После одного из таких побоев помышлял уже отправиться в горы и добывать себе хлеб тем самым образом, что и все изгнанники, — с ножом в руках, но случилось непредвиденное. Поступила в Верхнюю Македонию, а из Македонии — и до затерянного в горах селища Таурисий странная и непонятная для всех весть: дядюшка Юстин, старший брат отца, звал к себе одного из сыновей Савватия.
Возможно, на тот клич и не откликнулись бы, если бы пришли всего, лишь вести, а не дядюшкин гонец с вестями, и если бы тот гонец не подвернулся под горячую руку. Во-первых, посланец из Константинополя оказался слишком настойчивым, говорил, дядюшка обещает своему племяннику мундир гвардейца, а когда проявит себя достойно — и высокий сан при Августионе, а во-вторых, открылся в тот же день и время, когда отец Савватий был в большом гневе на Юстиниана. Откуда ему было знать, какая химера засела брату в голову, почему он через столько лет вспомнил, что на свете есть селище Таурисий, а в том селище — брат с кучей детей, — он был в гневе на Юстиниана и поэтому не стал ни думать, ни гадать: «Этого татя пусть берет, — решительно показал на Юстиниана. — Он хочет легкого хлеба, пусть идет, и походит в гвардейцах, и попробует, какой он есть».
Тот, кому он передает только власть, не знает этого. Как-то так сложилось, что тот не успел еще за науку взяться, знал уже, зачем берется, на чье место сядет, возмужав.
«А может, он усвоил все-таки их, достоинства, которыми должен быть наделен повелитель такого, как Византия, государства? Боже правый, передаю власть над империей ближайшему кровному, а не имею уверенности, что передал в надежные руки».
Тревожится император, а тревога порождает досаду, даже гнев на самого себя. Тридцать восемь лет сидел в Августионе, повелевал всеми, а себе не смог повелеть: подготовь наследника. Почему так? Думал, что вечный, что смерть не может поразить его — Божественного? Право, такой уверенности не было, во всяком случае, этого не должно было быть. Правда, еще думал, когда не заботился о замене: чтобы тот, кого готовит на свое место, не подстерег и не заменил преждевременно.
«О, господи! — пугается император и морщится, досадуя. — Что, если не только я, другие тоже замечали это или заметят еще, если Юстин действительно не оправдает надежд? Что тогда скажут про меня? Неужели осудят и забудут? Не может быть. Не должно быть или эта мелочь, если она действительно водилась за мной, способна затмить все остальное — и дела имперские, и дела житейские, и храмы божии, которые строил и строил?»
Почувствовал, холодный пот выступил на лбу, и не обращал на него внимания. Пошевелился только, лег поудобнее, стараясь успокоить себя. А покоя не было и не было. Будто, как назло, одолевали пугающие мысли, приходило раскаяние, а раскаяние — не утешение, они — чуть ли не самая жгучая боль.
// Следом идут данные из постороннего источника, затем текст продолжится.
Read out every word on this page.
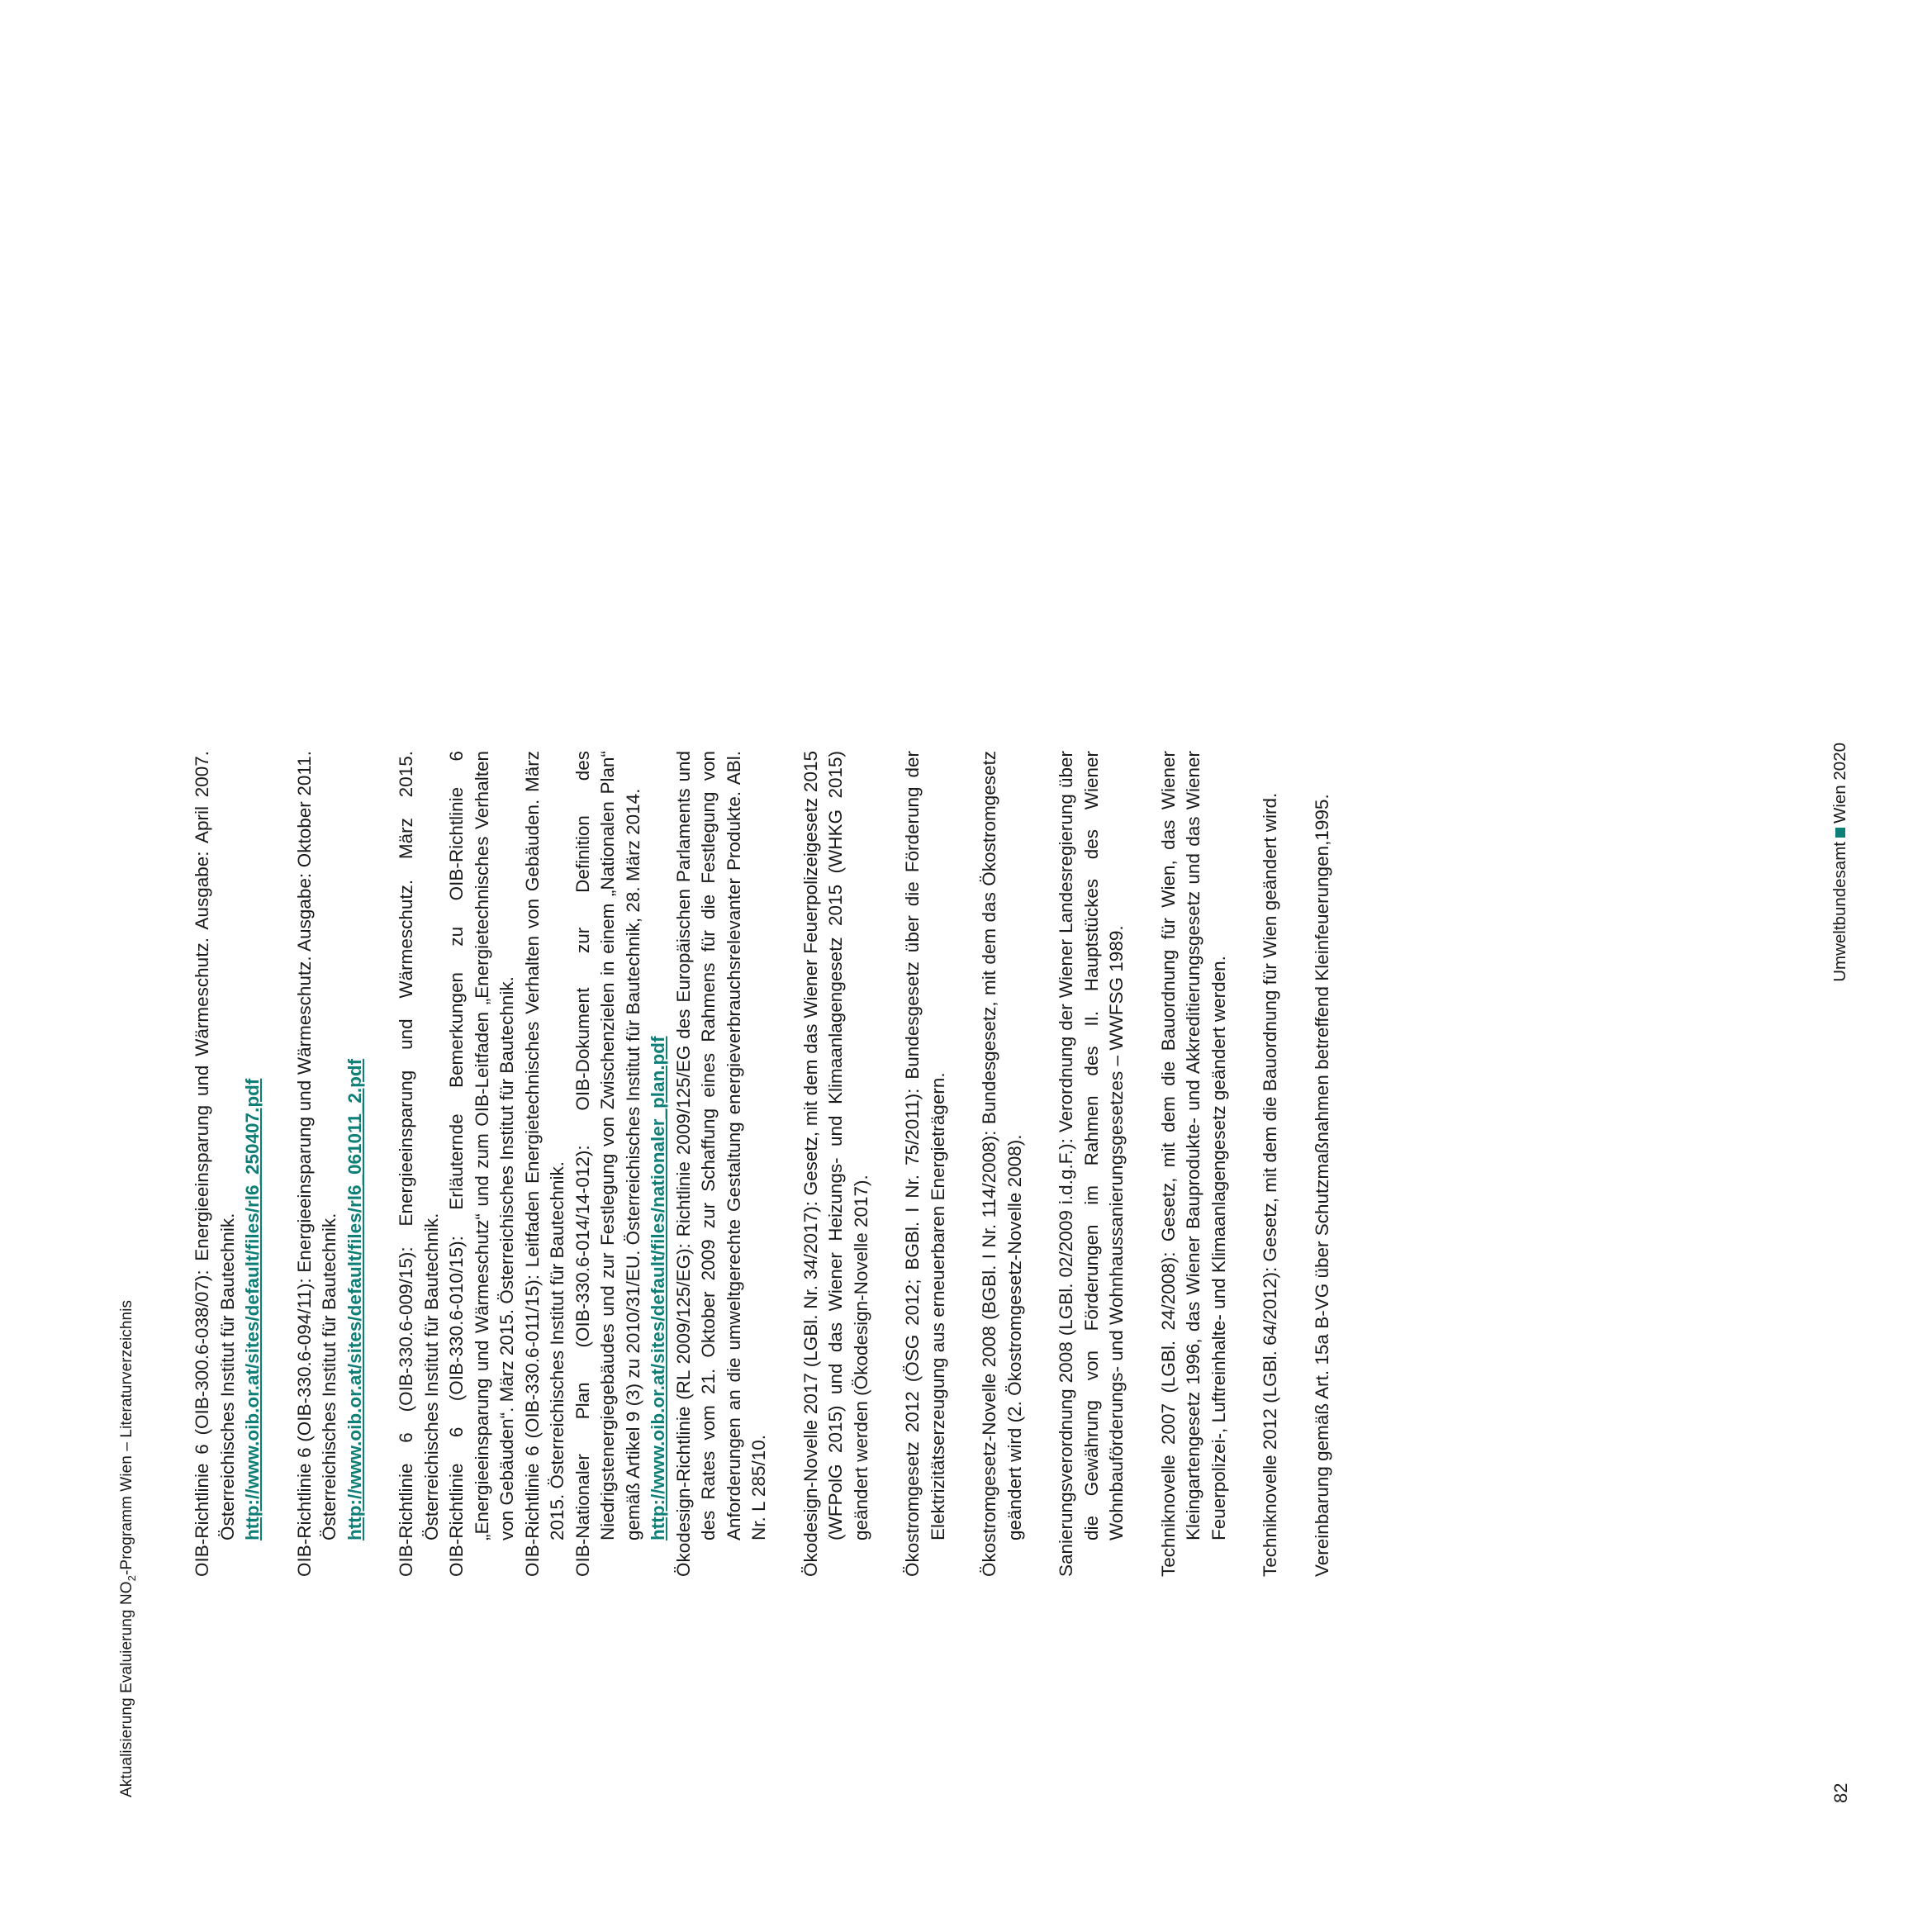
Aktualisierung Evaluierung $NO_2$-Programm Wien – Literaturverzeichnis	OIB-Richtlinie 6 (OIB-300.6-038/07): Energieeinsparung und Wärmeschutz. Ausgabe: April 2007. Österreichisches Institut für Bautechnik. http://www.oib.or.at/sites/default/files/rl6_250407.pdf OIB-Richtlinie 6 (OIB-330.6-094/11): Energieeinsparung und Wärmeschutz. Ausgabe: Oktober 2011. Österreichisches Institut für Bautechnik. http://www.oib.or.at/sites/default/files/rl6_061011_2.pdf OIB-Richtlinie 6 (OIB-330.6-009/15): Energieeinsparung und Wärmeschutz. März 2015. Österreichisches Institut für Bautechnik. OIB-Richtlinie 6 (OIB-330.6-010/15): Erläuternde Bemerkungen zu OIB-Richtlinie 6 „Energieeinsparung und Wärmeschutz“ und zum OIB-Leitfaden „Energietechnisches Verhalten von Gebäuden“. März 2015. Österreichisches Institut für Bautechnik. OIB-Richtlinie 6 (OIB-330.6-011/15): Leitfaden Energietechnisches Verhalten von Gebäuden. März 2015. Österreichisches Institut für Bautechnik. OIB-Nationaler Plan (OIB-330.6-014/14-012): OIB-Dokument zur Definition des Niedrigstenergiegebäudes und zur Festlegung von Zwischenzielen in einem „Nationalen Plan“ gemäß Artikel 9 (3) zu 2010/31/EU. Österreichisches Institut für Bautechnik, 28. März 2014. http://www.oib.or.at/sites/default/files/nationaler_plan.pdf Ökodesign-Richtlinie (RL 2009/125/EG): Richtlinie 2009/125/EG des Europäischen Parlaments und des Rates vom 21. Oktober 2009 zur Schaffung eines Rahmens für die Festlegung von Anforderungen an die umweltgerechte Gestaltung energieverbrauchsrelevanter Produkte. ABl. Nr. L 285/10. Ökodesign-Novelle 2017 (LGBl. Nr. 34/2017): Gesetz, mit dem das Wiener Feuerpolizeigesetz 2015 (WFPolG 2015) und das Wiener Heizungs- und Klimaanlagengesetz 2015 (WHKG 2015) geändert werden (Ökodesign-Novelle 2017). Ökostromgesetz 2012 (ÖSG 2012; BGBl. I Nr. 75/2011): Bundesgesetz über die Förderung der Elektrizitätserzeugung aus erneuerbaren Energieträgern. Ökostromgesetz-Novelle 2008 (BGBl. I Nr. 114/2008): Bundesgesetz, mit dem das Ökostromgesetz geändert wird (2. Ökostromgesetz-Novelle 2008). Sanierungsverordnung 2008 (LGBl. 02/2009 i.d.g.F.): Verordnung der Wiener Landesregierung über die Gewährung von Förderungen im Rahmen des II. Hauptstückes des Wiener Wohnbauförderungs- und Wohnhaussanierungsgesetzes – WWFSG 1989. Techniknovelle 2007 (LGBl. 24/2008): Gesetz, mit dem die Bauordnung für Wien, das Wiener Kleingartengesetz 1996, das Wiener Bauprodukte- und Akkreditierungsgesetz und das Wiener Feuerpolizei-, Luftreinhalte- und Klimaanlagengesetz geändert werden. Techniknovelle 2012 (LGBl. 64/2012): Gesetz, mit dem die Bauordnung für Wien geändert wird. Vereinbarung gemäß Art. 15a B-VG über Schutzmaßnahmen betreffend Kleinfeuerungen,1995.

82
UmweltbundesamtWien 2020
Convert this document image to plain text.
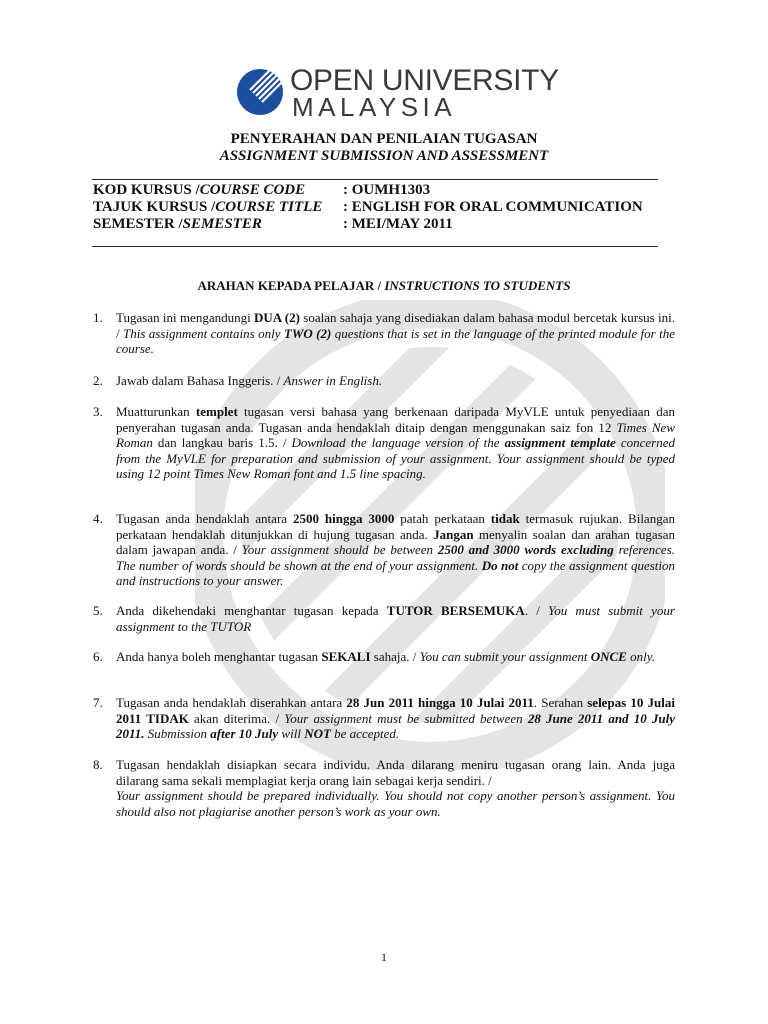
OPEN UNIVERSITY
MALAYSIA
PENYERAHAN DAN PENILAIAN TUGASAN
ASSIGNMENT SUBMISSION AND ASSESSMENT
KOD KURSUS /COURSE CODE	: OUMH1303
TAJUK KURSUS /COURSE TITLE : ENGLISH FOR ORAL COMMUNICATION
SEMESTER /SEMESTER	: MEI/MAY 2011
ARAHAN KEPADA PELAJAR / INSTRUCTIONS TO STUDENTS
1. Tugasan ini mengandungi DUA (2) soalan sahaja yang disediakan dalam bahasa modul bercetak kursus ini. / This assignment contains only TWO (2) questions that is set in the language of the printed module for the course.
2. Jawab dalam Bahasa Inggeris. / Answer in English.
3. Muatturunkan templet tugasan versi bahasa yang berkenaan daripada MyVLE untuk penyediaan dan penyerahan tugasan anda. Tugasan anda hendaklah ditaip dengan menggunakan saiz fon 12 Times New Roman dan langkau baris 1.5. / Download the language version of the assignment template concerned from the MyVLE for preparation and submission of your assignment. Your assignment should be typed using 12 point Times New Roman font and 1.5 line spacing.
4. Tugasan anda hendaklah antara 2500 hingga 3000 patah perkataan tidak termasuk rujukan. Bilangan perkataan hendaklah ditunjukkan di hujung tugasan anda. Jangan menyalin soalan dan arahan tugasan dalam jawapan anda. / Your assignment should be between 2500 and 3000 words excluding references. The number of words should be shown at the end of your assignment. Do not copy the assignment question and instructions to your answer.
5. Anda dikehendaki menghantar tugasan kepada TUTOR BERSEMUKA. / You must submit your assignment to the TUTOR
6. Anda hanya boleh menghantar tugasan SEKALI sahaja. / You can submit your assignment ONCE only.
7. Tugasan anda hendaklah diserahkan antara 28 Jun 2011 hingga 10 Julai 2011. Serahan selepas 10 Julai 2011 TIDAK akan diterima. / Your assignment must be submitted between 28 June 2011 and 10 July 2011. Submission after 10 July will NOT be accepted.
8. Tugasan hendaklah disiapkan secara individu. Anda dilarang meniru tugasan orang lain. Anda juga dilarang sama sekali memplagiat kerja orang lain sebagai kerja sendiri. /
Your assignment should be prepared individually. You should not copy another person’s assignment. You should also not plagiarise another person’s work as your own.
1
Вот где он не доглядел, остался глух к чужим бедам. Да, сам только купался в славе и радовался тем, что величали Божественным. Для славы всех других пальцем не пошевелил. Велисарий вон, сколько побед одержал в битвах, Африку и всех, кто стоял против империи в Африке, покорил, Сицилию, Сардинию, почти всю Италию вернул в лоно Византийской империи, прогнав оттуда варваров. А он воздал ему по заслугам, возвеличил, как следовало бы возвеличить? А сколько мужей науки трудилось в поте лица, сколько поэтов погибло не признанными? Как и воинов-победителей, забытых после победы? Только любимцев ласкал и удовлетворялся тем, что возносят его на эти ласки. А они могут оказаться пустой забавой. Да, было бы лучше и надежнее, если бы заботился о справедливости. Или кто-то ослушался бы, если бы повелел в одной из новелл, а там и в другой: «Чтим тех, кто достоин этого, кто не щадит усилий ума и сердца, да живота своего во имя блага империи, людей, что живут в ней». За тридцать восемь лет владычества это стало бы обычаем, а обычай не так просто сломать. Тогда и его императора Юстиниана, вспомнили бы…
«Я так мыслю, — ловит себя на слове, — будто меня уже нет, словно и вправду не за что вспомнить. А империя, которую вознес он так высоко? А храмы, и среди них святая София, кодекс Юстиниана, наконец?…»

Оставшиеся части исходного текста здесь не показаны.